What opportunities do people have to make truly pro-animal choices?
Individual people have both a lot of power and too few good opportunities. There is a real difficulty in living as a vegan. Government subsidies and the scale of animal consumption make meat and dairy ubiquitous and cheap. Even though vegan diets are often less resource-intensive, their niche status make food more difficult to find and often unnecessarily expensive. The complexity of supply chains makes it difficult to know which products are connected to animal agriculture and which are not. Moreover, the welfare of animals in the system is not knowable by consumers when making consumption choices, because of the distance between consumers and producers. This limitation of options, and disconnect between choices and consequences creates what I call “moral alienation,” for consumers.

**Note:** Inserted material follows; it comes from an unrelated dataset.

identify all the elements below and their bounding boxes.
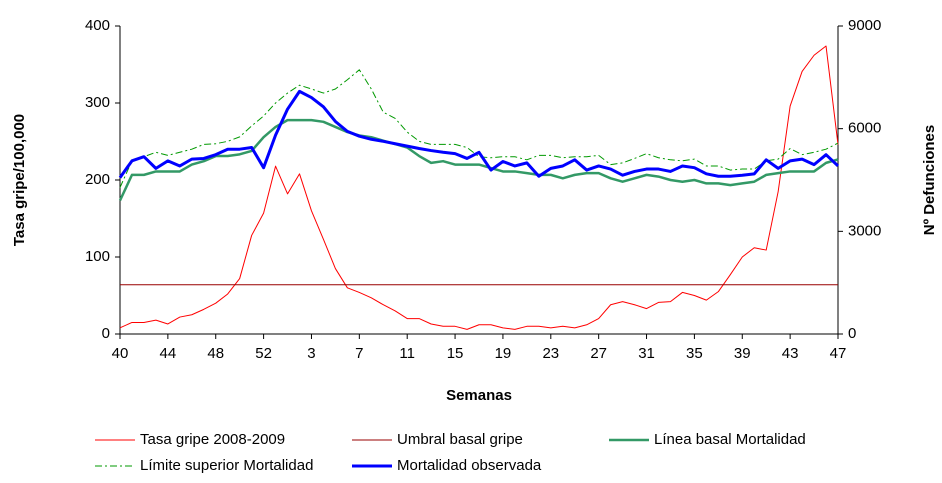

At the same time, consumers really do have power to change market through discerning purchases. While many doubt the effectiveness of avoiding meat, there is good reason to believe that markets really are responsive to consumer choices, even if those outcomes are not immediately visible to consumers. This means that consumers have substantial power to change what is produced and how it is produced.
What key issues need to be addressed in order to improve the lives of animals?

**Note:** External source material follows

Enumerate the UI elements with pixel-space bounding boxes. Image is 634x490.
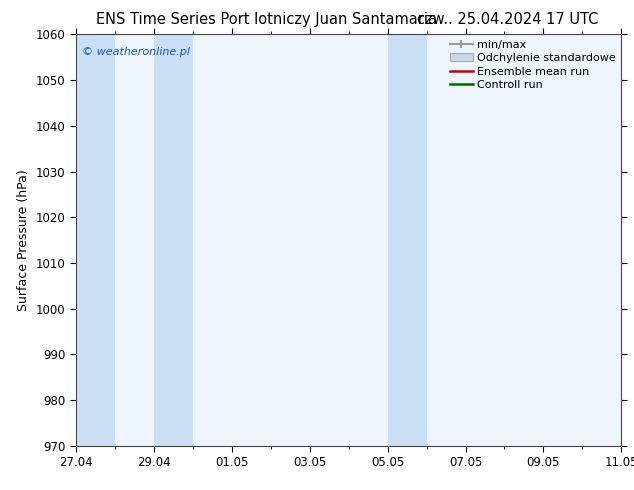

In order to make a real difference, we need to change the system from multiple angles. Consumers should be given better information so that their choices can be made on real moral criteria. Producers should be protected from the race-to-bottom that results from unregulated competition. Animal interests should be recognized in our property law, and enforceable in court. Even if we disagree about some of the hard ethical questions, we can still agree that there is a lot of room for real practical improvements in the way our economy is organized. The results, moreover, have the potential to substantially improve human health and the environment, giving us many reasons to pursue these changes.
How can we as individuals begin to make a difference in our personal lives and communities?
While I often focus on public policy changes, individuals can make a big difference, at a local level, in two ways. First, we can avoid the markets that exploit animals. Even a partial switch away from animal products can have a real impact. Our economic culture makes it too easy to avoid the consequences of our purchases, but it is the choices of consumers that make it easy or difficult for farmers to innovate in ethical ways. The second thing we can do is to change the way we talk about policy. As long as animal interests are minimized as a private matter of conscience, we will not be able to confront the essential injustice of our current exploitative institutions. This means that we need to, as citizens, constantly question the public policy silence on animal ethics.
Steven McMullen is an assistant professor of economics at Hope College in Holland, MI. He does research on education policy, ethics in economics, and theology. He received his Ph.D. in Economics from the University of North Carolina at Chapel Hill in 2008, and then worked for six years at Calvin College.